Richmond Marks Anniversary of First Fire Apparatus

May 18 is the anniversary of Richmond’s first motorized fire truck run, which was extremely hazardous but not because of a fire.

Late in the afternoon on May 18, 1912, a roof fire broke out near North 13th and H streets. Alarm bells sounded at the No. 2 Fire Company at the city building as Richmond’s finest were alerted quickly.

Firemen leaped onto their shiny Robinson motorized truck and crouched bravely on the running boards as Richmond’s first-ever combustion engine firetruck raced up Fort Wayne Avenue, surging to the rescue as the new pride of the force.

The firm’s representative drove because local firemen had not yet been taught how to steer the vehicle.

As the new truck sped to the rescue and swerved from Fort Wayne Avenue onto North E Street at an estimated 60 miles per hour, it immediately began sliding wildly. The vehicle wriggled out of control back and forth. The driver gripped the steering wheel and pumped the brakes.

The engine sideswiped a horse and buggy rig driven by John Forbes, smashing forward onto the sidewalk where pedestrians walked. The driver was unable to stop the vehicle’s massive carom. He hit the brakes, which only made it worse as the vehicle plowed on, crashing into everything.

A 69-year-old retired businessman named Isaac Parry tumbled from Shannon’s Saloon (now Foster’s E Street Antique Gallery). The truck struck him and swerved again, glancing off a telephone pole, careening wildly in a screwball comedy, Keystone cops-like manner. The telephone pole split, the transformer bonked the fire chief’s head and the pole struck the captain in the stomach.
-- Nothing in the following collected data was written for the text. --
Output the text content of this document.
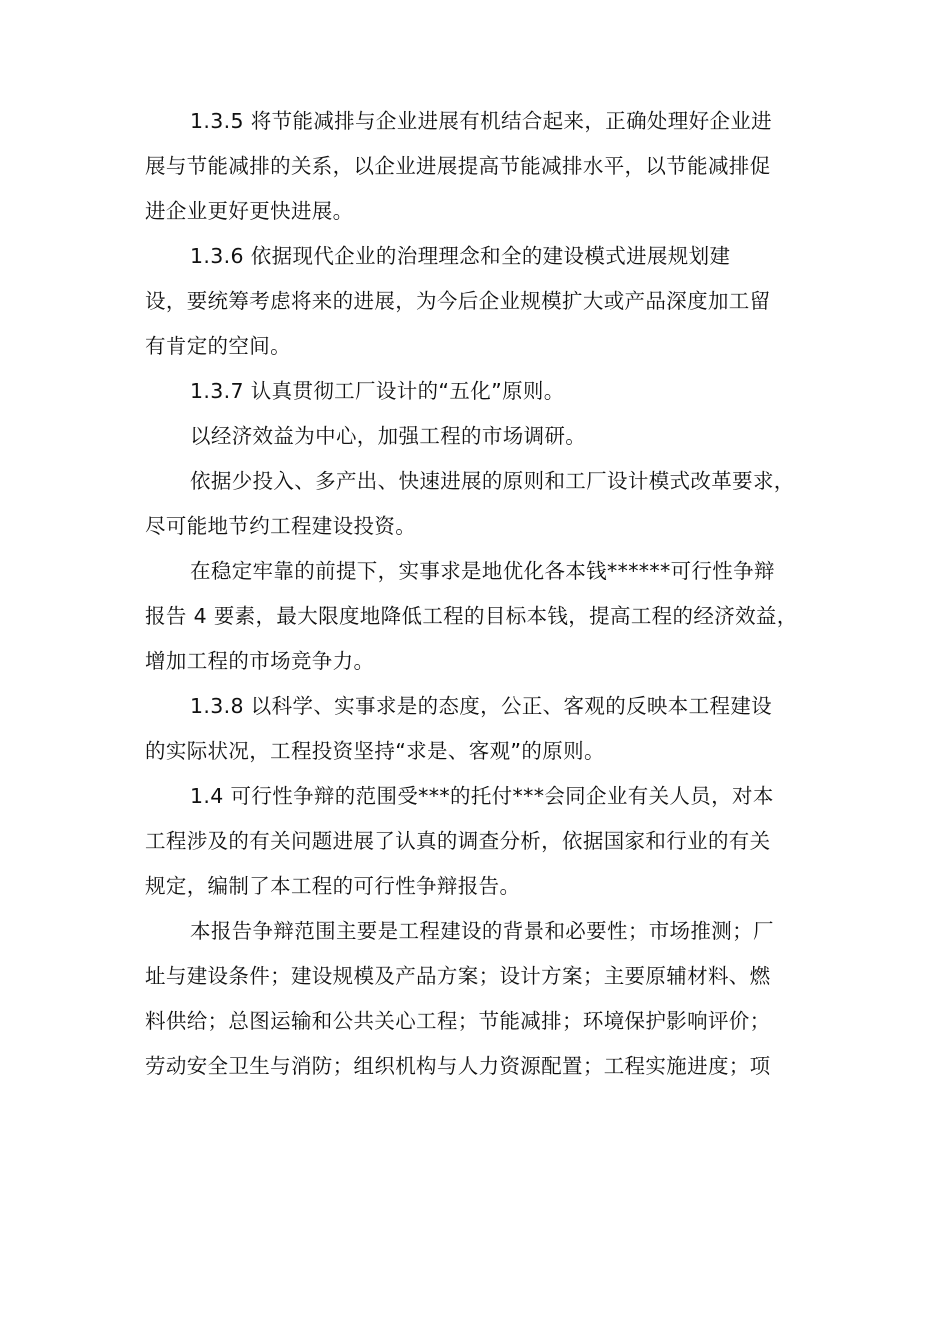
1.3.5 将节能减排与企业进展有机结合起来，正确处理好企业进
展与节能减排的关系，以企业进展提高节能减排水平，以节能减排促
进企业更好更快进展。
1.3.6 依据现代企业的治理理念和全的建设模式进展规划建
设，要统筹考虑将来的进展，为今后企业规模扩大或产品深度加工留
有肯定的空间。
1.3.7 认真贯彻工厂设计的“五化”原则。
以经济效益为中心，加强工程的市场调研。
依据少投入、多产出、快速进展的原则和工厂设计模式改革要求，
尽可能地节约工程建设投资。
在稳定牢靠的前提下，实事求是地优化各本钱******可行性争辩
报告 4 要素，最大限度地降低工程的目标本钱，提高工程的经济效益，
增加工程的市场竞争力。
1.3.8 以科学、实事求是的态度，公正、客观的反映本工程建设
的实际状况，工程投资坚持“求是、客观”的原则。
1.4 可行性争辩的范围受***的托付***会同企业有关人员，对本
工程涉及的有关问题进展了认真的调查分析，依据国家和行业的有关
规定，编制了本工程的可行性争辩报告。
本报告争辩范围主要是工程建设的背景和必要性；市场推测；厂
址与建设条件；建设规模及产品方案；设计方案；主要原辅材料、燃
料供给；总图运输和公共关心工程；节能减排；环境保护影响评价；
劳动安全卫生与消防；组织机构与人力资源配置；工程实施进度；项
The vehicle skidded wildly into the Pennsylvania Depot wall between Eighth and Ninth streets. The driver wrenched the steering wheel, causing the vehicle to sluice back onto North E in front of the Adam H. Bartel building (now Joe’s Pizza) where it slid to a screeching halt.

Dazed firemen gathered up hoses and dashed — all elbows and knees — to the fire mere blocks away, tramping quickly in their gear, emphasizing displeasure hotly.

The fire chief and captain were incapacitated.

The truck got started again and rumbled to the fire, but not before a horse-drawn vehicle and its equipment put the fire out.

It was not until the truck returned to the station that the men learned Parry had been killed, which cast a pall on the entire crew.

The injured firemen recovered, and so did the driver of the horse and rig.

The depot wall was hardly scratched, but the egos of the firemen were deflated, especially since a horse-drawn vehicle got to the fire first.

The city stopped payment on the engine, and the firm in St. Louis that made it was notified. The truck was shipped back for repairs at the company’s expense.